Reserved power trusts are increasingly popular with settlors wishing to retain control over their property while still distancing themselves for tax planning and asset protection purposes. However, there may be issues with reserving certain powers and/or reserving too much power for themselves- including whether there is actually a trust. Further issues arise when settlors adopt the role of protector for the trust, again reserving powers which may be inconsistent with a trust, and which they may exercise without a fiduciary obligation.

Trustees face consequent issues with their obligation to comply with the reserved powers and possible conflict with their fiduciary duties to the trust and the potential beneficiaries. In particular, these trusts often involve shares in an underlying company as the main subject matter of the trust. The Bartlett duty of supervision has made it common practice to include "anti-Bartlett" clauses in trusts to cancel this duty, coupled with exclusion clauses to protect the trustee from liability for not interfering in the supervision of the underlying company.

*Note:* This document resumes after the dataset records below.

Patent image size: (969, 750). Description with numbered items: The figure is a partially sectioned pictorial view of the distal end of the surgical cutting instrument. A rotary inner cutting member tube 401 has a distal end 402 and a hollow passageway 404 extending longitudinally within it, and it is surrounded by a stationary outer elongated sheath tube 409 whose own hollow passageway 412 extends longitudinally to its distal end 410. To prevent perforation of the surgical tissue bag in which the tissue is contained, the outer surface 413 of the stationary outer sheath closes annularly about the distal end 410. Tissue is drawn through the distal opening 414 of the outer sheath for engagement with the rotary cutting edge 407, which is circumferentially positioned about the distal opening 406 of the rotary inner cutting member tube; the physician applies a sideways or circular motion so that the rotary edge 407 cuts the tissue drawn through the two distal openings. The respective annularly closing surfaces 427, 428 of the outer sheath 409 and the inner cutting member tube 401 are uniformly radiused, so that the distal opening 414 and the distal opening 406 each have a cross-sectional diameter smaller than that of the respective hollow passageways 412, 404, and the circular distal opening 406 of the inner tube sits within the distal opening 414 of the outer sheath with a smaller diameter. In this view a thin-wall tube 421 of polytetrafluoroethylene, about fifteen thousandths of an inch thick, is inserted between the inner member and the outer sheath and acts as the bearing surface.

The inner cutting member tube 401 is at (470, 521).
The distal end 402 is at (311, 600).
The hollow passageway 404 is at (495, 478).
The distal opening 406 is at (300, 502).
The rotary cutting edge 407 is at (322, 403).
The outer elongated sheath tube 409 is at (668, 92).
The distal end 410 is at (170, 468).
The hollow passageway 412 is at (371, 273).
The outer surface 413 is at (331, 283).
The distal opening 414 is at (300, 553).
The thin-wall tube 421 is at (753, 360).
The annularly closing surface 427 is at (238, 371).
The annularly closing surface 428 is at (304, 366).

This seminar considers how a settlor may reserve control over the trust and how a trustee may mitigate their fiduciary obligations. The seminar will conclude by considering whether a settlor should retain control over a trust and whether a trustee should mitigate their fiduciary obligations.

Some of the topics considered in this seminar include:

  • What powers may a settlor reserve?
  • When will reserve powers affect the recognition of the trust;
  • The power of revocation after Tasarruf Mevduati Sigorta Fonu v Merrill Lynch Bank and Trust Company (Cayman) Limited [2011] UKPC 17;
  • Protectors, reserved powers and ancillary relief after Kan Lai Kwan v Poon Lok To Otto & HSBC International Trustee Ltd [2014] HKCFA 66;
  • The doctrine of sham for trusts;
  • Interpreting the "True Effect of the Trusts" after Mezhdunarodniy Promyshlenniy Bank and another v Pugachev [2017] EWHC 2426;
  • How may a trustee mitigate their fiduciary obligations?
  • Anti-Bartlett clauses with exclusion clauses;
  • Anti-Bartlett provisions and the trustee's "irreducible core of obligations" after Zhang Hong Li v DBS Bank (HK) Ltd (2019) HKCFA 45;
  • The liability of others;
  • The liability of trustees outside their fiduciary obligations;
  • The continued liability of trustees for their core fiduciary obligations.